Friday, 26 October 2018

WebAuthn Authentication in AM 6.5

ForgeRock AccessManagement 6.5, will have out of the box integration for the W3C WebAuthn. This modern “FIDO2” standard allows cryptographic passwordless authentication – integrating with a range of native authenticators, from USB keys to fingerprint and facial recognition systems found natively in many mobile and desktop operating systems.

Why is this so cool? Well firstly we know passwords are insecure and deliver a poor user experience. But aren’t there loads of strong MFA solutions out there already? Well, there are, but many are proprietary, require complex integrations and SDK’s and ultimately, don’t provide the level of agility that many CISO’s and application designers now require. 

Rolling out a secure authentication system today, will probably only result in further integration costs and headaches tomorrow, when the next “cool” login method emerges.

Having a standards based approach, allows for easier inter-operability and a more agile platform for change.

AM 6.5 has introduced two components to allow this to happen: A WebAuthn registration node and a WebAuthn login node. Super simple drag and drop nodes that can augment existing authentication journeys or simply be used on their own.

To demonstrate, take a look at the following user experience flow. This is using a Samsung S8 Edge mobile with fingerprint authentication enabled, accessing AM 6.5 via a Chrome Canary browser. This flow is registering my “credential” against AM.

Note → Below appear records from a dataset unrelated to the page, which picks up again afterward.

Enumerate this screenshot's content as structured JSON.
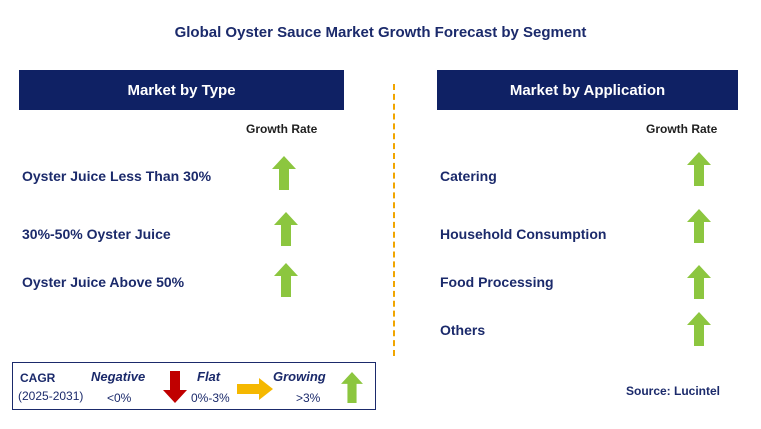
{
  "title": "Global Oyster Sauce Market Growth Forecast by Segment",
  "left_panel": {
    "header": "Market by Type",
    "growth_rate_label": "Growth Rate",
    "items": [
      {
        "label": "Oyster Juice Less Than 30%",
        "trend": "growing"
      },
      {
        "label": "30%-50% Oyster Juice",
        "trend": "growing"
      },
      {
        "label": "Oyster Juice Above 50%",
        "trend": "growing"
      }
    ]
  },
  "right_panel": {
    "header": "Market by Application",
    "growth_rate_label": "Growth Rate",
    "items": [
      {
        "label": "Catering",
        "trend": "growing"
      },
      {
        "label": "Household Consumption",
        "trend": "growing"
      },
      {
        "label": "Food Processing",
        "trend": "growing"
      },
      {
        "label": "Others",
        "trend": "growing"
      }
    ]
  },
  "legend": {
    "cagr_label": "CAGR",
    "period": "(2025-2031)",
    "negative_label": "Negative",
    "negative_range": "<0%",
    "flat_label": "Flat",
    "flat_range": "0%-3%",
    "growing_label": "Growing",
    "growing_range": ">3%"
  },
  "source": "Source: Lucintel",
  "colors": {
    "header_bg": "#0f2164",
    "text": "#1b2a6b",
    "growing_arrow": "#8cc63f",
    "negative_arrow": "#c00000",
    "flat_arrow": "#f5b800",
    "divider": "#f0a500"
  }
}
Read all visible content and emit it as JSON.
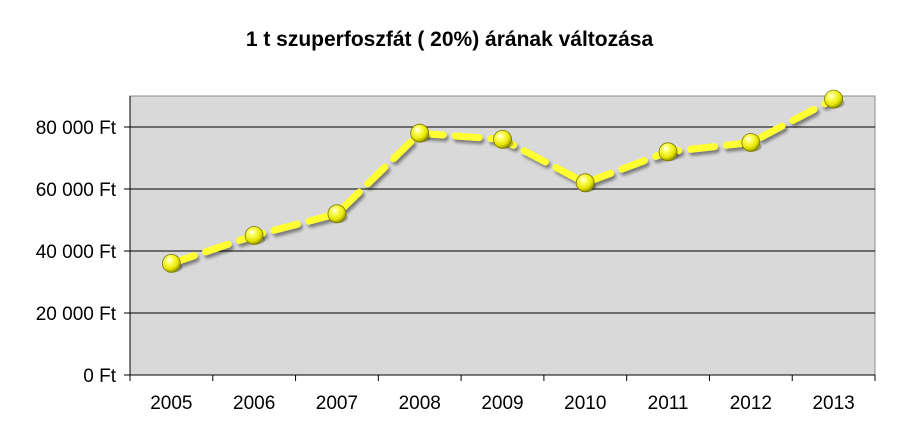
{
  "chart_data": {
    "type": "line",
    "title": "1 t szuperfoszfát ( 20%) árának változása",
    "xlabel": "",
    "ylabel": "",
    "categories": [
      "2005",
      "2006",
      "2007",
      "2008",
      "2009",
      "2010",
      "2011",
      "2012",
      "2013"
    ],
    "series": [
      {
        "values": [
          36000,
          45000,
          52000,
          78000,
          76000,
          62000,
          72000,
          75000,
          89000
        ],
        "color": "#ffff33"
      }
    ],
    "ylim": [
      0,
      90000
    ],
    "yticks": [
      0,
      20000,
      40000,
      60000,
      80000
    ],
    "ytick_labels": [
      "0 Ft",
      "20 000 Ft",
      "40 000 Ft",
      "60 000 Ft",
      "80 000 Ft"
    ],
    "grid": true,
    "plot_background": "#d9d9d9",
    "line_style": "dashed",
    "marker": "sphere"
  }
}
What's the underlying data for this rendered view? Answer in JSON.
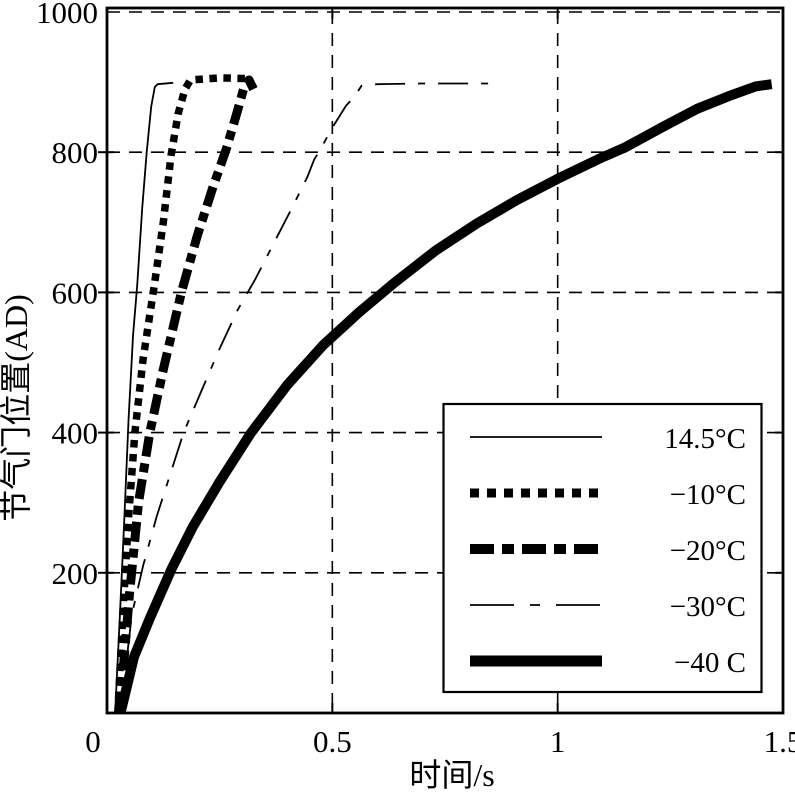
{
  "figure": {
    "background": "#ffffff",
    "line_color": "#000000"
  },
  "chart_data": {
    "type": "line",
    "title": "",
    "xlabel": "时间/s",
    "ylabel": "节气门位置(AD)",
    "xlim": [
      0,
      1.5
    ],
    "ylim": [
      0,
      1000
    ],
    "xticks": [
      0,
      0.5,
      1,
      1.5
    ],
    "xtick_labels": [
      "0",
      "0.5",
      "1",
      "1.5"
    ],
    "yticks": [
      200,
      400,
      600,
      800,
      1000
    ],
    "ytick_labels": [
      "200",
      "400",
      "600",
      "800",
      "1000"
    ],
    "grid": {
      "visible": true,
      "style": "dashed",
      "x_at": [
        0.5,
        1
      ],
      "y_at": [
        200,
        400,
        600,
        800,
        1000
      ]
    },
    "legend": {
      "position": "lower-right",
      "entries": [
        {
          "label": "14.5°C",
          "line_style": "solid-thin",
          "stroke_width": 1.8,
          "dash": ""
        },
        {
          "label": "−10°C",
          "line_style": "dotted-thick",
          "stroke_width": 9,
          "dash": "9 8"
        },
        {
          "label": "−20°C",
          "line_style": "dash-dot-thick",
          "stroke_width": 10,
          "dash": "24 8 12 8"
        },
        {
          "label": "−30°C",
          "line_style": "long-dash-thin",
          "stroke_width": 1.8,
          "dash": "44 16 10 16"
        },
        {
          "label": "−40 C",
          "line_style": "solid-thick",
          "stroke_width": 11,
          "dash": ""
        }
      ]
    },
    "series": [
      {
        "name": "14.5°C",
        "temperature_c": 14.5,
        "stroke_width": 1.8,
        "dash": "",
        "points": [
          [
            0.018,
            0
          ],
          [
            0.028,
            130
          ],
          [
            0.038,
            270
          ],
          [
            0.048,
            420
          ],
          [
            0.058,
            540
          ],
          [
            0.067,
            610
          ],
          [
            0.078,
            720
          ],
          [
            0.088,
            800
          ],
          [
            0.098,
            865
          ],
          [
            0.106,
            893
          ],
          [
            0.112,
            897
          ],
          [
            0.147,
            899
          ]
        ]
      },
      {
        "name": "−10°C",
        "temperature_c": -10,
        "stroke_width": 7.5,
        "dash": "7.5 6.5",
        "points": [
          [
            0.024,
            0
          ],
          [
            0.035,
            140
          ],
          [
            0.048,
            280
          ],
          [
            0.062,
            400
          ],
          [
            0.08,
            505
          ],
          [
            0.105,
            610
          ],
          [
            0.125,
            700
          ],
          [
            0.142,
            795
          ],
          [
            0.158,
            855
          ],
          [
            0.173,
            890
          ],
          [
            0.185,
            903
          ],
          [
            0.25,
            906
          ],
          [
            0.315,
            905
          ]
        ]
      },
      {
        "name": "−20°C",
        "temperature_c": -20,
        "stroke_width": 9,
        "dash": "20 7 9 7",
        "points": [
          [
            0.028,
            0
          ],
          [
            0.05,
            170
          ],
          [
            0.07,
            300
          ],
          [
            0.095,
            400
          ],
          [
            0.125,
            490
          ],
          [
            0.165,
            600
          ],
          [
            0.2,
            680
          ],
          [
            0.235,
            750
          ],
          [
            0.265,
            805
          ],
          [
            0.29,
            860
          ],
          [
            0.305,
            895
          ],
          [
            0.315,
            903
          ],
          [
            0.325,
            890
          ]
        ]
      },
      {
        "name": "−30°C",
        "temperature_c": -30,
        "stroke_width": 1.8,
        "dash": "30 13 7 13",
        "points": [
          [
            0.03,
            0
          ],
          [
            0.055,
            140
          ],
          [
            0.08,
            210
          ],
          [
            0.11,
            280
          ],
          [
            0.14,
            340
          ],
          [
            0.17,
            400
          ],
          [
            0.21,
            460
          ],
          [
            0.25,
            520
          ],
          [
            0.29,
            575
          ],
          [
            0.33,
            620
          ],
          [
            0.37,
            670
          ],
          [
            0.41,
            720
          ],
          [
            0.445,
            765
          ],
          [
            0.46,
            790
          ],
          [
            0.47,
            800
          ],
          [
            0.5,
            835
          ],
          [
            0.53,
            866
          ],
          [
            0.55,
            880
          ],
          [
            0.565,
            895
          ],
          [
            0.6,
            897
          ],
          [
            0.7,
            898
          ],
          [
            0.85,
            898
          ]
        ]
      },
      {
        "name": "−40 C",
        "temperature_c": -40,
        "stroke_width": 10,
        "dash": "",
        "points": [
          [
            0.03,
            0
          ],
          [
            0.06,
            80
          ],
          [
            0.095,
            135
          ],
          [
            0.143,
            205
          ],
          [
            0.19,
            265
          ],
          [
            0.25,
            330
          ],
          [
            0.32,
            400
          ],
          [
            0.4,
            468
          ],
          [
            0.48,
            525
          ],
          [
            0.56,
            572
          ],
          [
            0.64,
            615
          ],
          [
            0.73,
            660
          ],
          [
            0.82,
            698
          ],
          [
            0.91,
            732
          ],
          [
            1.0,
            762
          ],
          [
            1.09,
            790
          ],
          [
            1.15,
            807
          ],
          [
            1.23,
            835
          ],
          [
            1.31,
            862
          ],
          [
            1.38,
            880
          ],
          [
            1.44,
            894
          ],
          [
            1.475,
            897
          ]
        ]
      }
    ]
  }
}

So what just happened? Well, basically AM triggered some client side JavaScript, that accessed the new credentials management API now available in the Chrome v70 browsers – you can also find it in the latest Microsoft Edge and Firefox browsers too. This API interacted with the Android OS to trigger a security key flow. The Android device then triggered a user interaction for a finger print, which caused a new public/private key pair to be generated and mapped to the user and relying party (AM) triggering the event. The public key was sent back to AM, whilst the private key was stored in the local device’s secure element.

On the AM side, this was simply using a standard intelligent authentication tree and the native callbacks.

So I’ve now registered some credentials. What can I do with that?

Well basically, we leverage that credential during login. Take a look at this video that shows the login journey.

Hardly rocket science eh? So here, again AM triggers some client side JavaScript that initiates the native OS prompting me for a fingerprint to locally authenticate to the device. On result of that, the device can react to a challenge response flow that AM initiates. I basically prove ownership of the private key to the corresponding public key that AM has against my user profile.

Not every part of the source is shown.